Nachdem der Angeschuldigte von ihr abgelassen hatte, sagte der Angeschuldigte zu ihr, dass er eine Pistole dabei habe und sie damit erschießen und anschließend vergraben sollte, weil sie zu viel weiß und zu viel gesehen hat. Weiterhin meinte er, dass er ihr auch 60.000 € oder 70.000 € geben könnte, damit sie nichts sagt. Zudem warf er ihr vor, dass sie so dumm sei und ob ihre Eltern ihr nicht beigebracht hätten, dass man zu dieser Uhrzeit nicht alleine herumläuft. Er äußerte auch, dass er sich entweder stellen wird oder die Geschädigte ihn erschießen müsse, woraufhin die Geschädigte in Tränen ausbrach und entgegnete, dass sie ihn nicht erschießen könne. Der Angeschuldigte drohte zusätzlich nach wie vor damit, dass er die Geschädigte erschießen werde, weil sie zu viel weiß. Daraufhin ging der Angeschuldigte mit der Geschädigten zu dem in einer Entfernung von ca. 80 Metern gelegenen Ufer der Aschaff, wo er sich und die Hände der Geschädigten mit Wasser abgewaschen hat. Schließlich entschuldigte sich der Angeschuldigte unvermittelt bei der Geschädigten, entließ sie nach etwa 2,5 Stunden gegen 08:00 Uhr aus seiner Gewalt und lief davon.

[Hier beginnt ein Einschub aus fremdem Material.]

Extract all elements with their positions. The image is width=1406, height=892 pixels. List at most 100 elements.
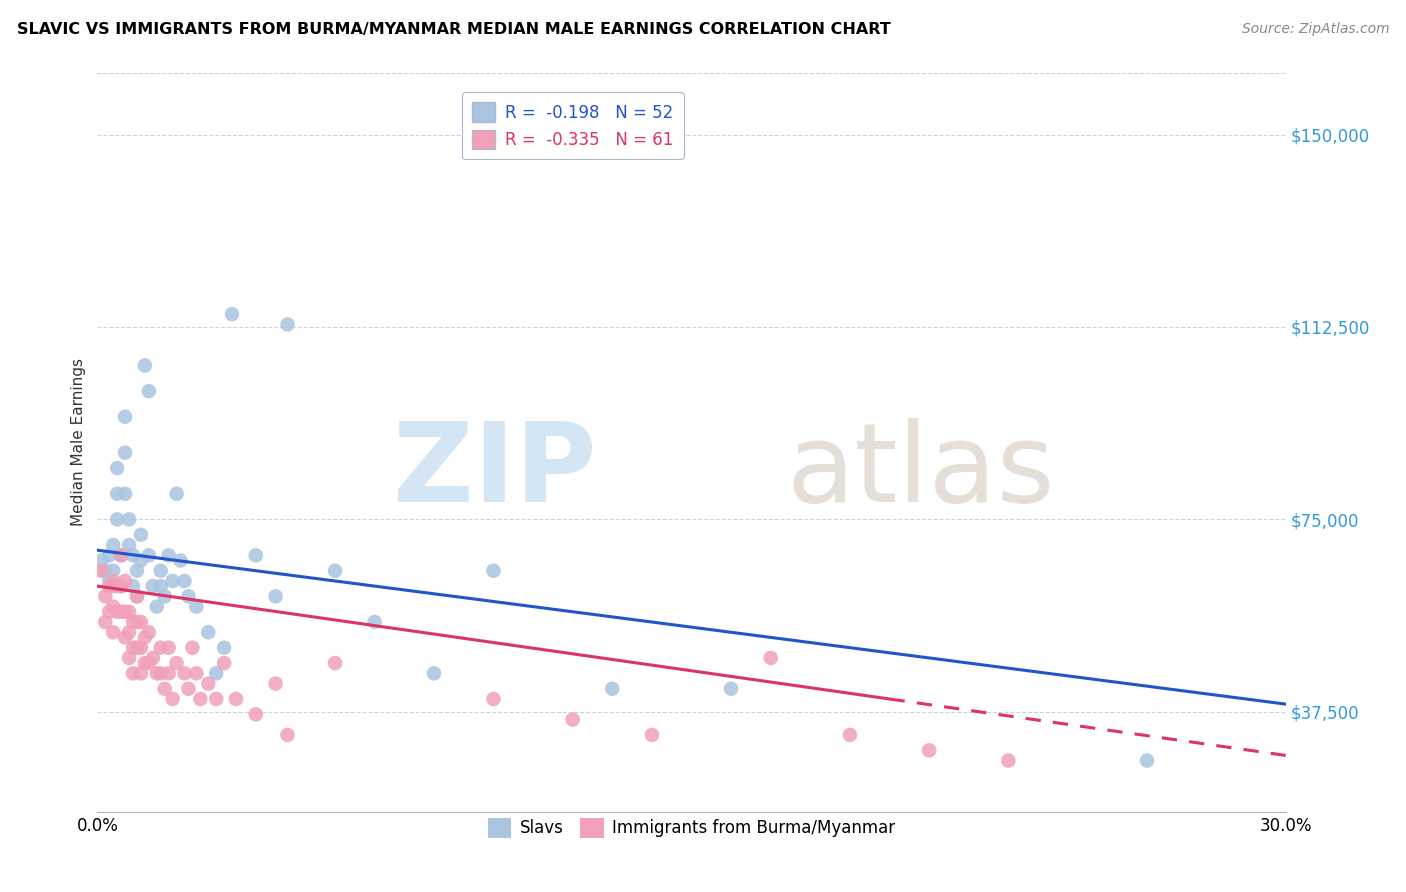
Point [103, 574, 125, 588]
Point [839, 728, 862, 742]
Point [153, 590, 176, 604]
Point [103, 599, 125, 614]
Point [149, 666, 172, 681]
Point [118, 605, 141, 619]
Point [129, 553, 152, 567]
Point [177, 681, 200, 696]
Point [103, 625, 125, 640]
Point [103, 538, 125, 552]
Point [118, 538, 141, 552]
Point [98, 549, 121, 563]
Point [482, 564, 505, 578]
Point [138, 625, 160, 640]
Point [125, 615, 148, 629]
Point [181, 640, 204, 655]
Point [162, 574, 184, 588]
Point [145, 666, 167, 681]
Point [173, 574, 195, 588]
Point [205, 666, 228, 681]
Point [129, 666, 152, 681]
Point [482, 692, 505, 706]
Point [90, 553, 112, 567]
Point [98, 605, 121, 619]
Point [423, 666, 446, 681]
Point [212, 640, 235, 655]
Point [110, 605, 132, 619]
Point [94, 615, 117, 629]
Point [145, 599, 167, 614]
Point [197, 625, 219, 640]
Point [264, 590, 287, 604]
Point [169, 553, 191, 567]
Point [162, 692, 184, 706]
Point [186, 599, 208, 614]
Point [997, 754, 1019, 768]
Point [323, 656, 346, 670]
Point [142, 651, 165, 665]
Point [114, 409, 136, 424]
Point [114, 487, 136, 501]
Point [110, 579, 132, 593]
Point [122, 579, 145, 593]
Point [918, 743, 941, 757]
Point [122, 615, 145, 629]
Point [125, 590, 148, 604]
Point [110, 549, 132, 563]
Point [138, 549, 160, 563]
Point [225, 692, 247, 706]
Point [125, 564, 148, 578]
Point [103, 564, 125, 578]
Point [105, 512, 128, 526]
Point [129, 615, 152, 629]
Point [149, 579, 172, 593]
Point [142, 579, 165, 593]
Point [129, 528, 152, 542]
Point [245, 549, 267, 563]
Point [94, 564, 117, 578]
Point [166, 487, 188, 501]
Point [134, 631, 156, 645]
Point [103, 579, 125, 593]
Point [105, 487, 128, 501]
Point [264, 676, 287, 690]
Point [212, 656, 235, 670]
Point [110, 579, 132, 593]
Legend: Slavs, Immigrants from Burma/Myanmar: Slavs, Immigrants from Burma/Myanmar [481, 812, 901, 844]
Point [129, 640, 152, 655]
Point [600, 681, 623, 696]
Point [641, 728, 664, 742]
Point [122, 640, 145, 655]
Text: atlas: atlas [786, 418, 1054, 525]
Point [561, 713, 583, 727]
Point [197, 676, 219, 690]
Point [157, 640, 180, 655]
Point [134, 359, 156, 373]
Point [98, 574, 121, 588]
Point [323, 564, 346, 578]
Point [188, 692, 211, 706]
Point [105, 579, 128, 593]
Text: ZIP: ZIP [394, 418, 596, 525]
Point [114, 605, 136, 619]
Point [149, 640, 172, 655]
Point [276, 728, 298, 742]
Point [114, 446, 136, 460]
Point [166, 656, 188, 670]
Point [1136, 754, 1159, 768]
Point [157, 666, 180, 681]
Point [759, 651, 782, 665]
Point [177, 590, 200, 604]
Text: SLAVIC VS IMMIGRANTS FROM BURMA/MYANMAR MEDIAN MALE EARNINGS CORRELATION CHART: SLAVIC VS IMMIGRANTS FROM BURMA/MYANMAR … [17, 22, 890, 37]
Point [173, 666, 195, 681]
Point [98, 579, 121, 593]
Point [138, 384, 160, 398]
Point [205, 692, 228, 706]
Point [134, 656, 156, 670]
Point [720, 681, 742, 696]
Point [125, 590, 148, 604]
Y-axis label: Median Male Earnings: Median Male Earnings [72, 359, 86, 526]
Point [149, 564, 172, 578]
Point [90, 564, 112, 578]
Point [363, 615, 385, 629]
Point [118, 651, 141, 665]
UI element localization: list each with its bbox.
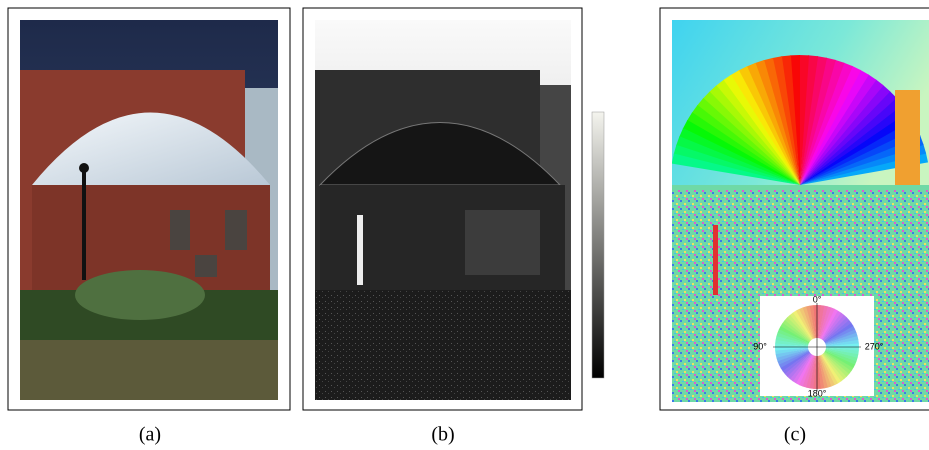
panel-caption: (c) — [784, 424, 806, 446]
wheel-label: 270° — [865, 341, 884, 351]
wheel-label: 90° — [753, 341, 767, 351]
panel-b — [303, 8, 582, 410]
panel-a — [8, 8, 290, 410]
panel-caption: (b) — [431, 424, 454, 446]
colorbar — [592, 112, 604, 378]
wheel-label: 0° — [813, 294, 822, 304]
wheel-label: 180° — [808, 388, 827, 398]
dome-base — [672, 185, 929, 190]
panel-caption: (a) — [139, 424, 161, 446]
panel-c: 0° 90° 180° 270° — [660, 8, 929, 410]
figure: 0%5%10%15%20% 0°90°180°270° (a)(b)(c) — [0, 0, 929, 450]
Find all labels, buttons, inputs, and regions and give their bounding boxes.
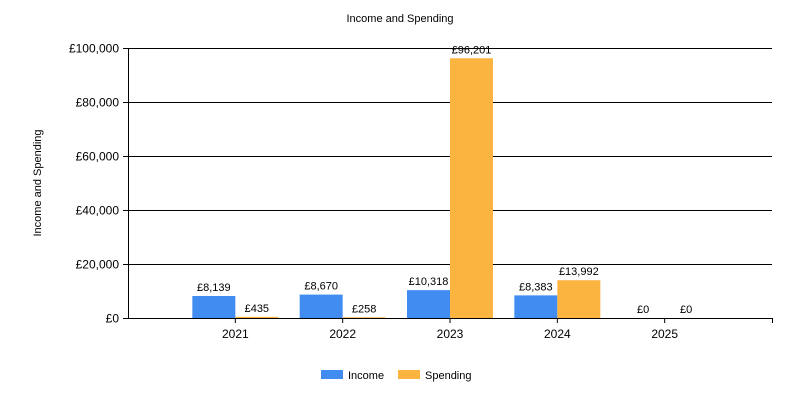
data-label: £435	[245, 303, 269, 315]
x-tick-label: 2022	[329, 327, 356, 341]
x-tick-label: 2024	[544, 327, 571, 341]
y-tick-label: £20,000	[76, 258, 120, 272]
y-tick-label: £40,000	[76, 204, 120, 218]
data-label: £258	[352, 303, 376, 315]
y-tick-label: £0	[106, 312, 120, 326]
x-tick-label: 2025	[651, 327, 678, 341]
legend-label: Spending	[425, 370, 472, 382]
bar-income	[299, 294, 343, 318]
bar-spending	[342, 317, 386, 319]
data-label: £8,383	[519, 281, 553, 293]
data-label: £96,201	[452, 44, 492, 56]
chart-title: Income and Spending	[346, 13, 453, 25]
data-label: £13,992	[559, 266, 599, 278]
legend-swatch-income	[321, 370, 343, 379]
y-tick-label: £80,000	[76, 96, 120, 110]
data-label: £8,139	[197, 282, 231, 294]
data-label: £0	[637, 304, 649, 316]
y-tick-label: £100,000	[69, 42, 119, 56]
legend-swatch-spending	[398, 370, 420, 379]
legend-label: Income	[348, 370, 384, 382]
y-axis-label: Income and Spending	[32, 129, 44, 236]
bar-spending	[557, 280, 601, 318]
x-tick-label: 2021	[222, 327, 249, 341]
bar-spending	[235, 316, 279, 318]
data-label: £0	[680, 304, 692, 316]
axes: £0 £20,000 £40,000 £60,000 £80,000 £100,000 20…	[69, 42, 773, 341]
bars: £8,139 £435 £8,670 £258 £10,318 £96,201 £8,383…	[192, 44, 692, 319]
legend: Income Spending	[321, 370, 472, 382]
bar-income	[407, 290, 450, 318]
y-tick-label: £60,000	[76, 150, 120, 164]
bar-income	[192, 296, 236, 318]
bar-income	[514, 295, 558, 318]
x-tick-label: 2023	[437, 327, 464, 341]
bar-spending	[450, 58, 493, 319]
data-label: £8,670	[304, 281, 338, 293]
data-label: £10,318	[409, 276, 449, 288]
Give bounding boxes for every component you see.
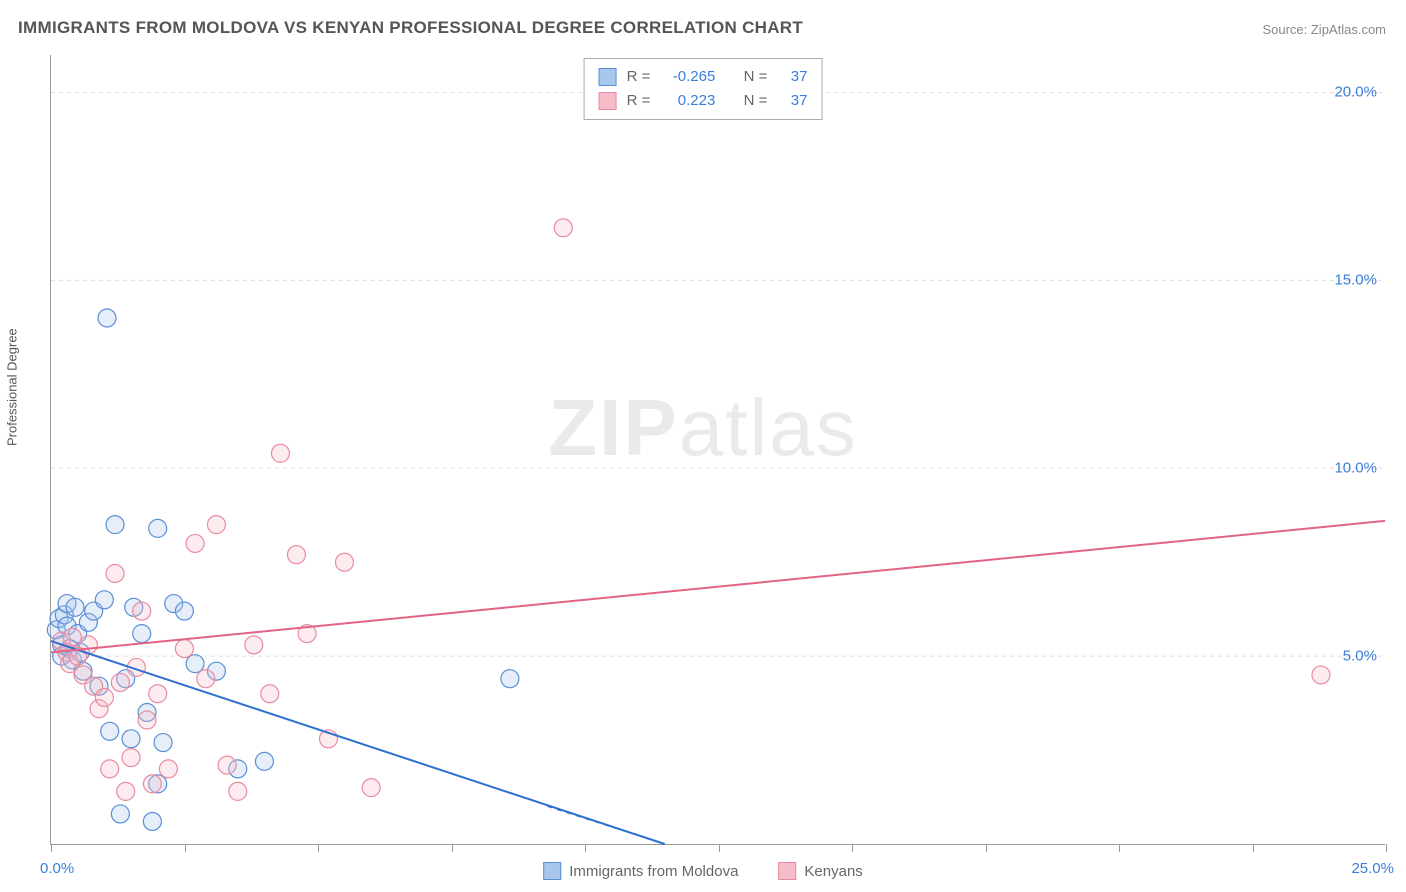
legend-swatch — [599, 92, 617, 110]
data-point — [63, 628, 81, 646]
data-point — [101, 760, 119, 778]
legend-n-label: N = — [744, 65, 768, 89]
y-tick-label: 10.0% — [1334, 459, 1377, 476]
x-tick — [51, 844, 52, 852]
data-point — [175, 640, 193, 658]
data-point — [133, 625, 151, 643]
legend-r-label: R = — [627, 65, 651, 89]
data-point — [149, 685, 167, 703]
x-tick-min: 0.0% — [40, 860, 74, 877]
legend-n-value: 37 — [777, 89, 807, 113]
x-tick — [318, 844, 319, 852]
legend-swatch — [778, 862, 796, 880]
data-point — [175, 602, 193, 620]
data-point — [1312, 666, 1330, 684]
legend-stats: R = -0.265 N = 37 R = 0.223 N = 37 — [584, 58, 823, 120]
legend-item: Immigrants from Moldova — [543, 862, 738, 880]
data-point — [554, 219, 572, 237]
data-point — [95, 688, 113, 706]
legend-label: Kenyans — [804, 863, 862, 880]
data-point — [271, 444, 289, 462]
chart-title: IMMIGRANTS FROM MOLDOVA VS KENYAN PROFES… — [18, 18, 803, 38]
x-tick — [185, 844, 186, 852]
trend-line — [51, 521, 1385, 653]
legend-stat-row: R = -0.265 N = 37 — [599, 65, 808, 89]
data-point — [229, 782, 247, 800]
data-point — [122, 749, 140, 767]
data-point — [255, 752, 273, 770]
plot-area: 5.0% 10.0% 15.0% 20.0% — [50, 55, 1385, 845]
data-point — [122, 730, 140, 748]
data-point — [98, 309, 116, 327]
data-point — [106, 516, 124, 534]
data-point — [159, 760, 177, 778]
x-tick — [719, 844, 720, 852]
x-tick — [585, 844, 586, 852]
data-point — [117, 782, 135, 800]
data-point — [143, 812, 161, 830]
legend-swatch — [543, 862, 561, 880]
data-point — [138, 711, 156, 729]
x-tick-max: 25.0% — [1351, 860, 1394, 877]
data-point — [101, 722, 119, 740]
data-point — [106, 564, 124, 582]
x-tick — [852, 844, 853, 852]
x-tick — [1253, 844, 1254, 852]
legend-stat-row: R = 0.223 N = 37 — [599, 89, 808, 113]
legend-item: Kenyans — [778, 862, 862, 880]
trend-line — [51, 641, 665, 844]
legend-n-value: 37 — [777, 65, 807, 89]
legend-series: Immigrants from Moldova Kenyans — [543, 862, 863, 880]
data-point — [66, 598, 84, 616]
y-tick-label: 15.0% — [1334, 271, 1377, 288]
data-point — [207, 516, 225, 534]
data-point — [501, 670, 519, 688]
data-point — [111, 805, 129, 823]
legend-r-value: 0.223 — [660, 89, 715, 113]
data-point — [154, 734, 172, 752]
data-point — [362, 779, 380, 797]
scatter-svg — [51, 55, 1385, 844]
legend-swatch — [599, 68, 617, 86]
data-point — [287, 546, 305, 564]
legend-label: Immigrants from Moldova — [569, 863, 738, 880]
y-tick-label: 20.0% — [1334, 83, 1377, 100]
x-tick — [452, 844, 453, 852]
y-tick-label: 5.0% — [1343, 647, 1377, 664]
data-point — [245, 636, 263, 654]
data-point — [197, 670, 215, 688]
data-point — [95, 591, 113, 609]
x-tick — [1119, 844, 1120, 852]
data-point — [143, 775, 161, 793]
data-point — [186, 655, 204, 673]
data-point — [218, 756, 236, 774]
trend-line-dashed — [547, 806, 664, 844]
data-point — [111, 673, 129, 691]
y-axis-label: Professional Degree — [5, 328, 20, 446]
source-label: Source: ZipAtlas.com — [1262, 22, 1386, 37]
legend-r-value: -0.265 — [660, 65, 715, 89]
legend-r-label: R = — [627, 89, 651, 113]
data-point — [149, 519, 167, 537]
legend-n-label: N = — [744, 89, 768, 113]
data-point — [186, 534, 204, 552]
x-tick — [1386, 844, 1387, 852]
data-point — [133, 602, 151, 620]
data-point — [261, 685, 279, 703]
x-tick — [986, 844, 987, 852]
data-point — [335, 553, 353, 571]
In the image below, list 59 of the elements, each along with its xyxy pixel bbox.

Die Geschädigte erlitt neben massiven Schmerzen und Schwellungen insbesondere ein Schädel-Hirn-Trauma mit multiplen Gesichtsfrakturen (Mittelgesichtsfraktur mit Orbitabeteiligung beidseitig sowie Beteiligung der Stirnhöhle, Kieferhöhle und Nasennebenhöhle beidseitig, mehrfragmentäre dislozierte Nasenbeinfraktur beidseitig) und Quetsch-Risswunden am Nasenrücken sowie unter dem linken Auge, eine schürfartige Verletzung am Hinterkopf und multiple Prellungen führend mit subkutanen Einblutungen im Bauch-, Becken- und Gesäßbereich.